You can use auto-round (part of INC) to generate INT4 WOQ model with following steps.

  • Environment installation:

pip install git+https://github.com/intel/auto-round.git@e24b9074af6cdb099e31c92eb81b7f5e9a4a244e
git clone https://github.com/intel/auto-round.git
git checkout e24b9074af6cdb099e31c92eb81b7f5e9a4a244e
cd auto-round/examples/language-modeling
  • Command (quantize):

python3 main.py --model_name  $model_name --device cpu --sym --nsamples 512 --iters 1000 --group_size 32 --deployment_device cpu --disable_eval --output_dir <INT4_MODEL_SAVE_PATH>
  • Command (benchmark):

cd <LLM_DIR>
IPEX_WOQ_GEMM_LOOP_SCHEME=ACB OMP_NUM_THREADS=<physical cores num> numactl -m <node N> -C <physical cores list>  python run.py  --benchmark -m <LLAMA3_MODEL_ID_OR_LOCAL_PATH> --ipex-weight-only-quantization --weight-dtype INT4 --quant-with-amp --output-dir "saved_results"  --greedy --input-tokens <INPUT_LENGTH> --cache-weight-for-large-batch --low-precision-checkpoint <INT4_MODEL_SAVE_PATH>

2.1.2.4 Notes:

(1) numactl is used to specify memory and cores of your hardware to get better performance. <node N> specifies the numa node id (e.g., 0 to use the memory from the first numa node). <physical cores list> specifies phsysical cores which you are using from the <node N> numa node. You can use lscpu command in Linux to check the numa node information.
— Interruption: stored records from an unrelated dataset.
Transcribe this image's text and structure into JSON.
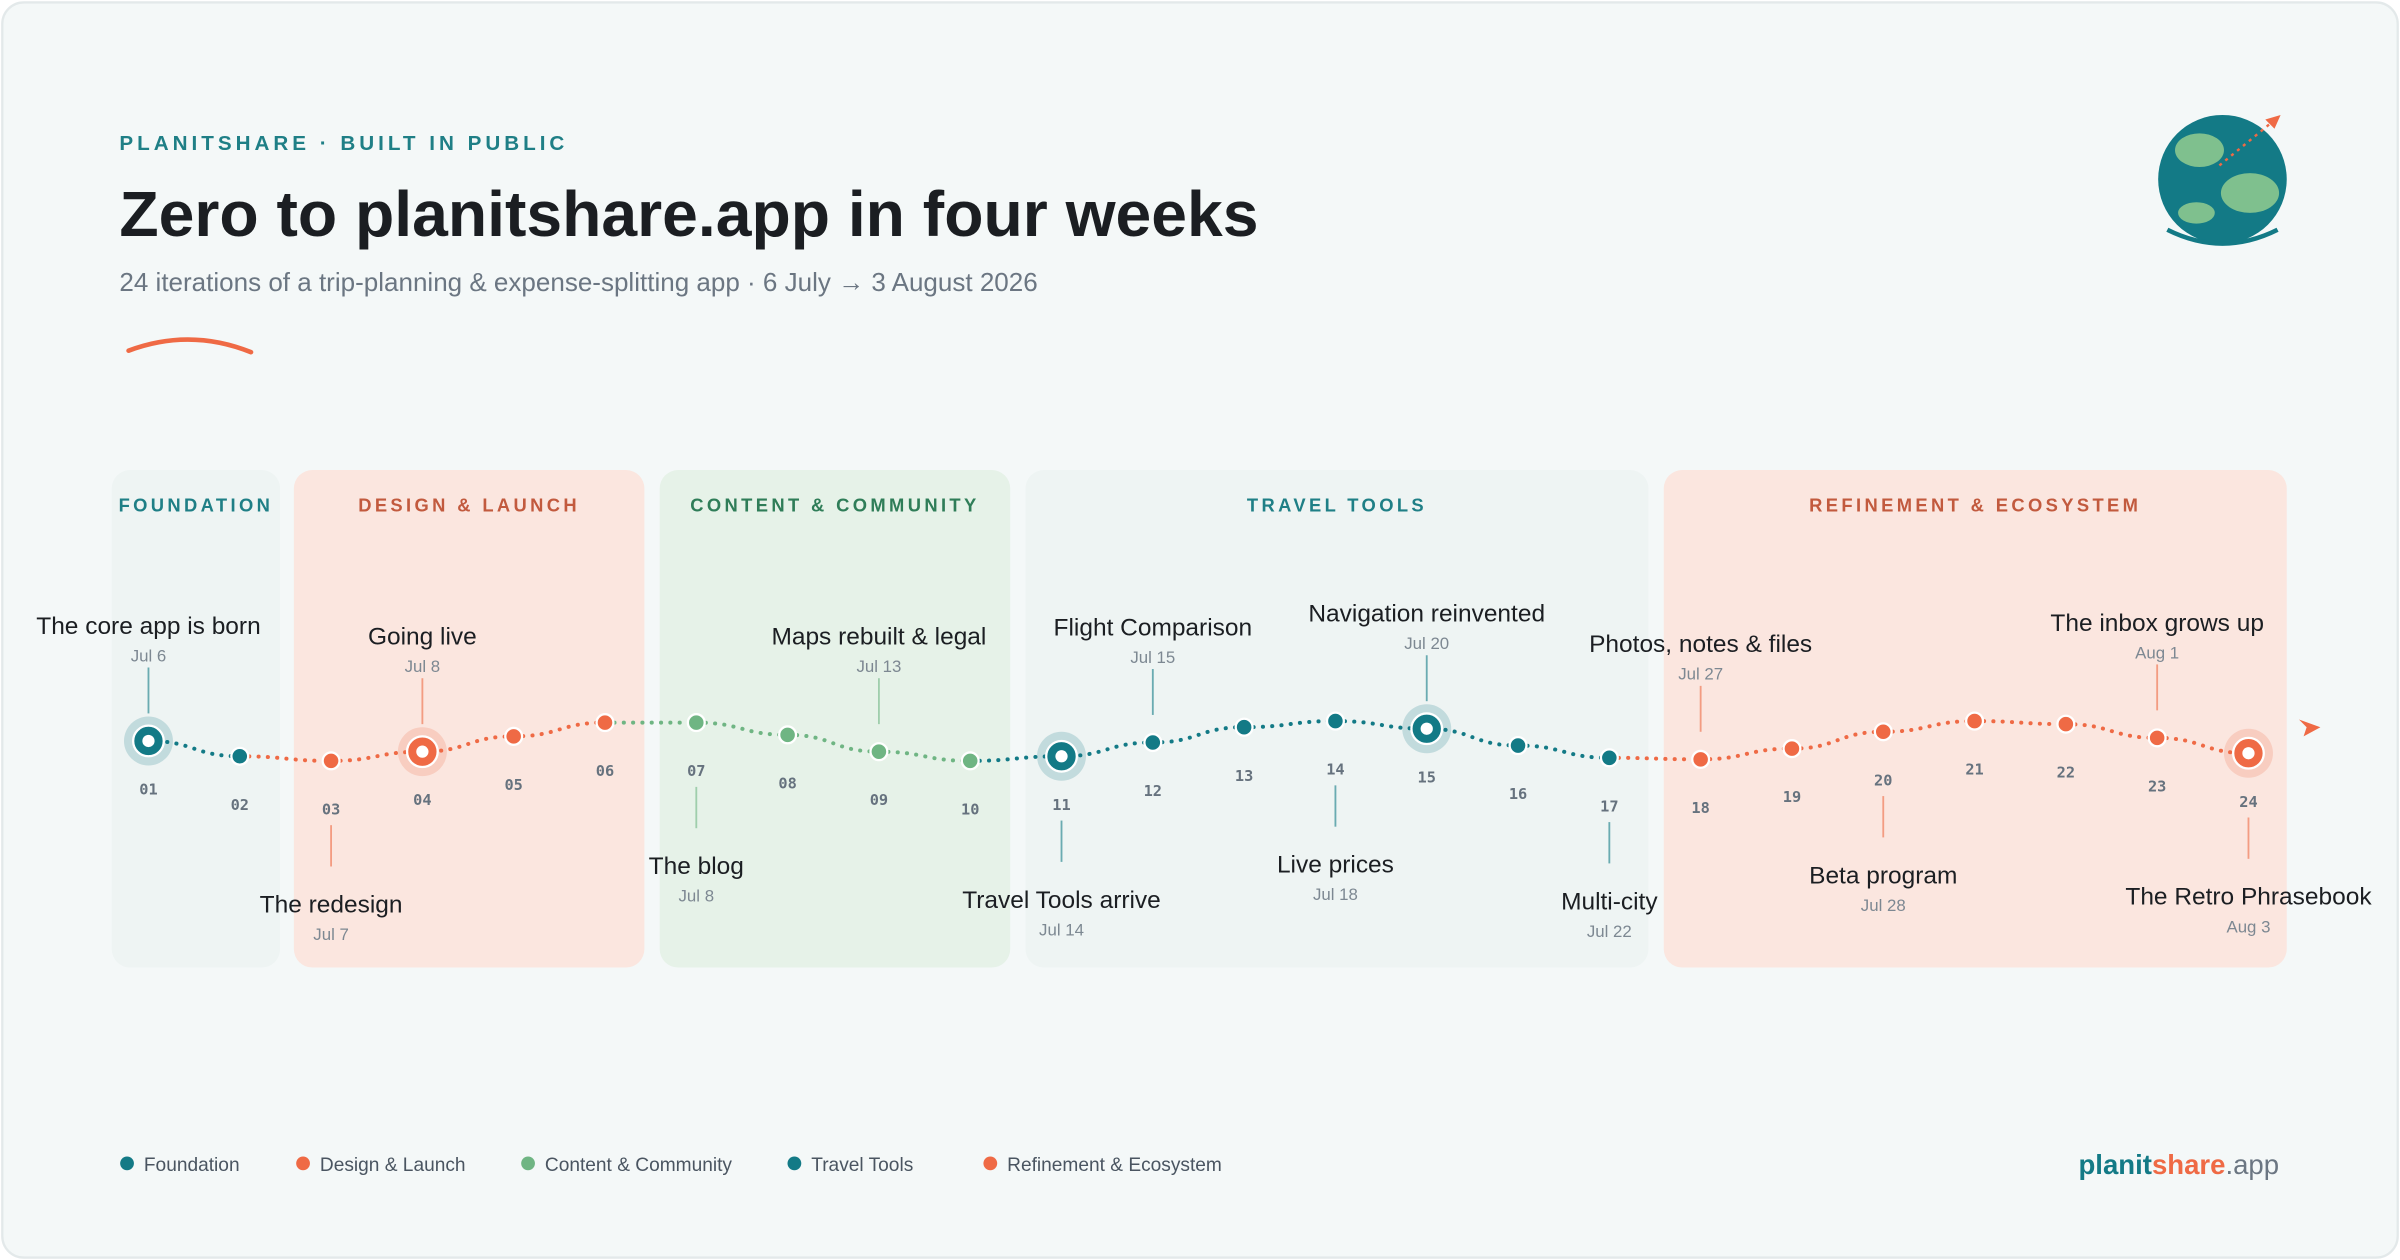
{
  "header": {
    "eyebrow": "PLANITSHARE · BUILT IN PUBLIC",
    "title": "Zero to planitshare.app in four weeks",
    "subtitle": "24 iterations of a trip-planning & expense-splitting app · 6 July → 3 August 2026"
  },
  "phases": [
    {
      "label": "FOUNDATION",
      "color": "#137a86",
      "label_color": "#1f7f86",
      "background": "#eef4f3"
    },
    {
      "label": "DESIGN & LAUNCH",
      "color": "#ef6a45",
      "label_color": "#c25a3e",
      "background": "#fbe6df"
    },
    {
      "label": "CONTENT & COMMUNITY",
      "color": "#6fb583",
      "label_color": "#2f7d58",
      "background": "#e6f2e8"
    },
    {
      "label": "TRAVEL TOOLS",
      "color": "#137a86",
      "label_color": "#1f7f86",
      "background": "#eef4f3"
    },
    {
      "label": "REFINEMENT & ECOSYSTEM",
      "color": "#ef6a45",
      "label_color": "#c25a3e",
      "background": "#fbe6df"
    }
  ],
  "milestones": [
    {
      "number": "01",
      "title": "The core app is born",
      "date": "Jul 6"
    },
    {
      "number": "02"
    },
    {
      "number": "03",
      "title": "The redesign",
      "date": "Jul 7"
    },
    {
      "number": "04",
      "title": "Going live",
      "date": "Jul 8"
    },
    {
      "number": "05"
    },
    {
      "number": "06"
    },
    {
      "number": "07",
      "title": "The blog",
      "date": "Jul 8"
    },
    {
      "number": "08"
    },
    {
      "number": "09",
      "title": "Maps rebuilt & legal",
      "date": "Jul 13"
    },
    {
      "number": "10"
    },
    {
      "number": "11",
      "title": "Travel Tools arrive",
      "date": "Jul 14"
    },
    {
      "number": "12",
      "title": "Flight Comparison",
      "date": "Jul 15"
    },
    {
      "number": "13"
    },
    {
      "number": "14",
      "title": "Live prices",
      "date": "Jul 18"
    },
    {
      "number": "15",
      "title": "Navigation reinvented",
      "date": "Jul 20"
    },
    {
      "number": "16"
    },
    {
      "number": "17",
      "title": "Multi-city",
      "date": "Jul 22"
    },
    {
      "number": "18",
      "title": "Photos, notes & files",
      "date": "Jul 27"
    },
    {
      "number": "19"
    },
    {
      "number": "20",
      "title": "Beta program",
      "date": "Jul 28"
    },
    {
      "number": "21"
    },
    {
      "number": "22"
    },
    {
      "number": "23",
      "title": "The inbox grows up",
      "date": "Aug 1"
    },
    {
      "number": "24",
      "title": "The Retro Phrasebook",
      "date": "Aug 3"
    }
  ],
  "legend": [
    {
      "label": "Foundation",
      "color": "#137a86"
    },
    {
      "label": "Design & Launch",
      "color": "#ef6a45"
    },
    {
      "label": "Content & Community",
      "color": "#6fb583"
    },
    {
      "label": "Travel Tools",
      "color": "#137a86"
    },
    {
      "label": "Refinement & Ecosystem",
      "color": "#ef6a45"
    }
  ],
  "brand": {
    "parts": [
      "planit",
      "share",
      ".app"
    ]
  }
}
(2) For all quantization benchmarks, both quantization and inference stages will be triggered by default. For quantization stage, it will auto-generate the quantized model named “best_model.pt” in the “–output-dir” path, and for inference stage, it will launch the inference with the quantized model “best_model.pt”. For inference-only benchmarks (avoid the repeating quantization stage), you can also reuse these quantized models for by adding “–quantized-model-path <output_dir + “best_model.pt”>” .

Miscellaneous Tips

Intel® Extension for PyTorch* also provides dedicated optimization for many other Large Language Models (LLM), which cover a set of data types that are supported for various scenarios. For more details, please check this Intel® Extension for PyTorch* doc.